Closing costs usually consist of three primary areas: mortgage origination fees, which include points and lender's fees; government recording fees; and third-party charges such as adjustments for utility hookups, flood certifications, home warranties and loan discount points. Some closing costs are negotiable, such as lender's fees or government recording charges. To get an accurate prediction of your closing costs when buying a house, you should ask your mortgage lender about the costs that apply to your specific transaction.


Some examples of closing costs include a down payment, the settlement agent fee, escrow or title searches, and any other charges that are typically associated with a home purchase. 

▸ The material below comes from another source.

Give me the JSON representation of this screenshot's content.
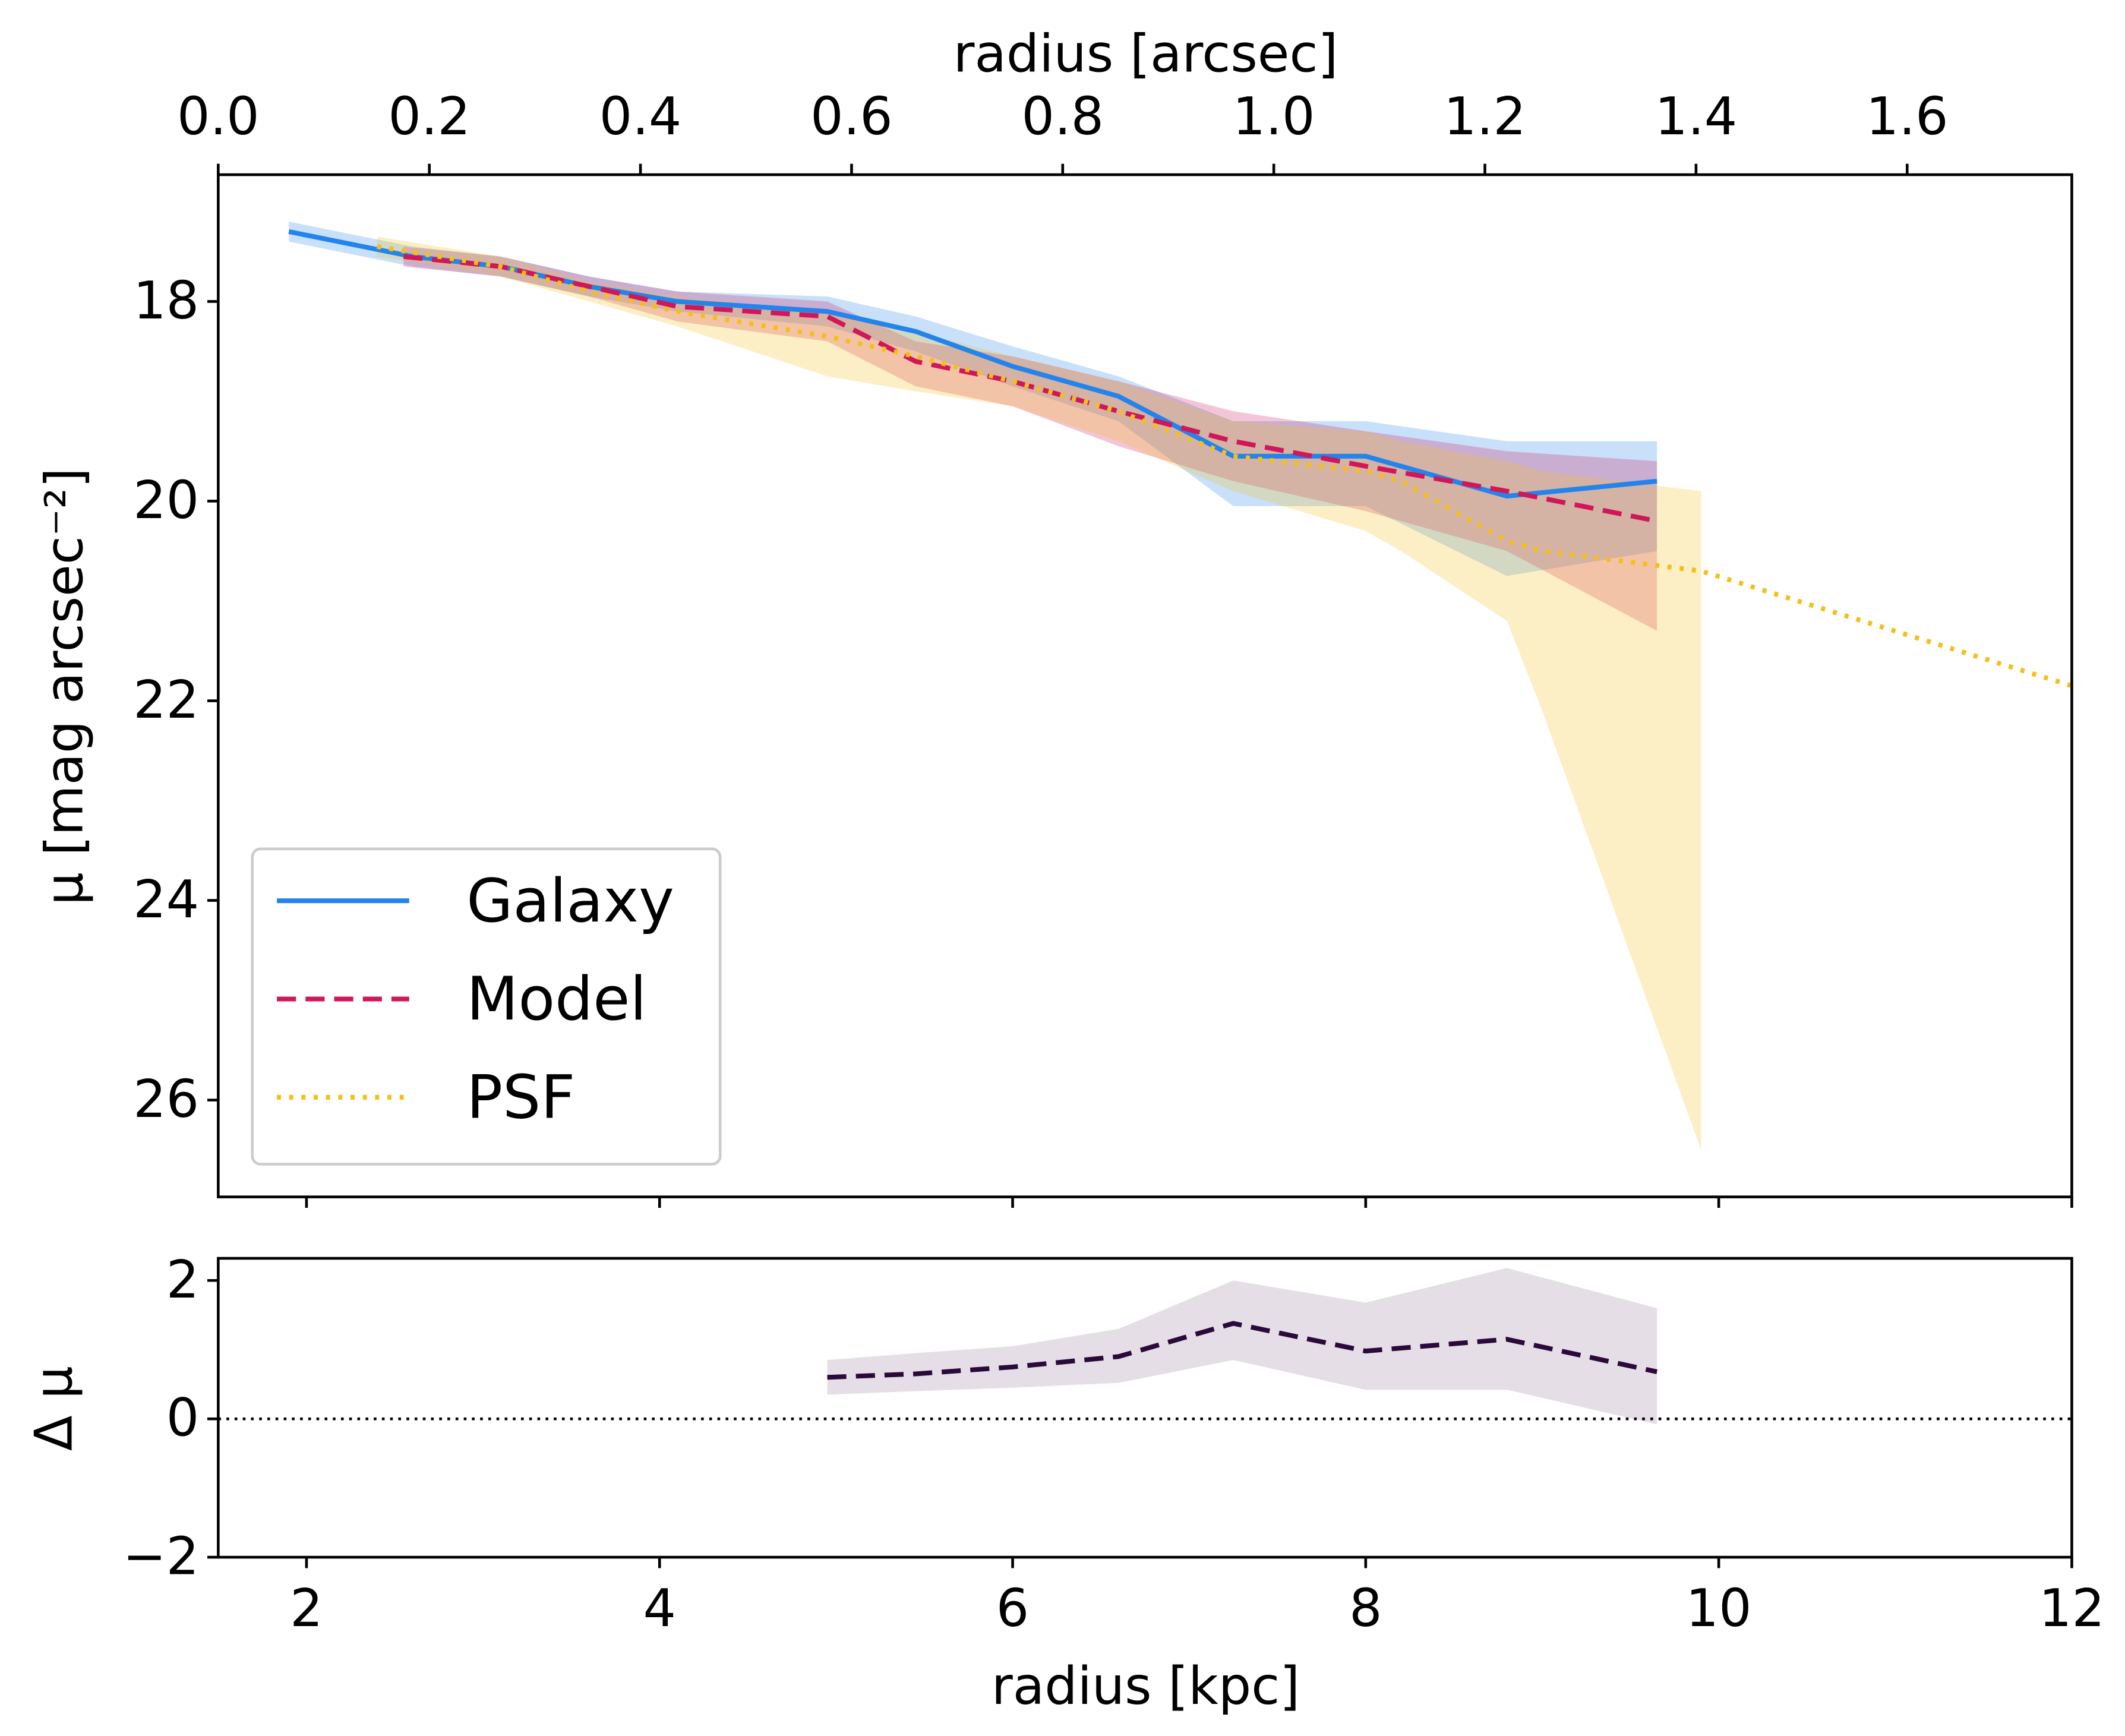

These fees can vary from state to state and depend on how much work needs to be done during the process of securing your mortgage. Two-thirds of the closing costs usually come from the paperwork involved in processing your mortgage application and arranging for all of the paperwork related to closing on your loan. The other third comes from various service charges from your lender and their unpaid agents. 

 

Some of these charges may include:

  • property evaluation fees
  • legal costs
  • fire/property insurance
  • land survey fees
  • property tax
  • home inspection fees

Factors That Affect Closing Costs

There are many factors that can affect the total amount you will have to pay for your closing costs. The size of your down payment for example, is a factor, but it's not the only one. Here are a few more factors that will affect your closing costs:


The size of your loan:
If you take out a large loan, then you will likely have to pay more in loan origination fees as well as points. What this means is that you should budget with an extra 2-4 percent for these fees if you're taking out a large mortgage. 


Where you buy:
If you are buying in a high-cost area, then it is likely that your closing costs will be higher as well. Areas with high property values tend to have higher transfer fees and taxes. It's best to research the areas you are considering so you can plan accordingly. 


The type of home you purchase:
The type of home you purchase will also have an impact on your closing costs. If you buy a newly built house, then the lender will set aside money for taxes that are owed once the property is assessed. However, if you are purchasing an existing home, then it's likely that you will be responsible for paying these taxes and fees upfront. 


So there you have it. Closing costs may seem like the bane of your existence, but they're simply part of the home-buying experience and with a little advance planning and budgeting on your part, they will be a breeze to deal with. The best way to prepare is to start saving for these costs before you get too deep into buying a home, and have some sort of general idea of how much can be expected you can
take expert help to do it.

 

Image source: https://www.pexels.com/photo/man-couple-people-woman-7578975/

Comments (2)

Kristin Johnston - REALTOR®
RE/MAX Realty Center 262-567-2455 - Waukesha, WI
Giving Back With Each Home Sold!

Great information.  Thanks for sharing and enjoy your weekend!

Sep 03, 2021 07:27 AM
Dan Hopper
Dan Hopper - Gold Way RE - Westminster, CO
Denver Broker / Real Estate Advocate

Thanks, ...  easy to read information for the public to understand what closing costs are all about.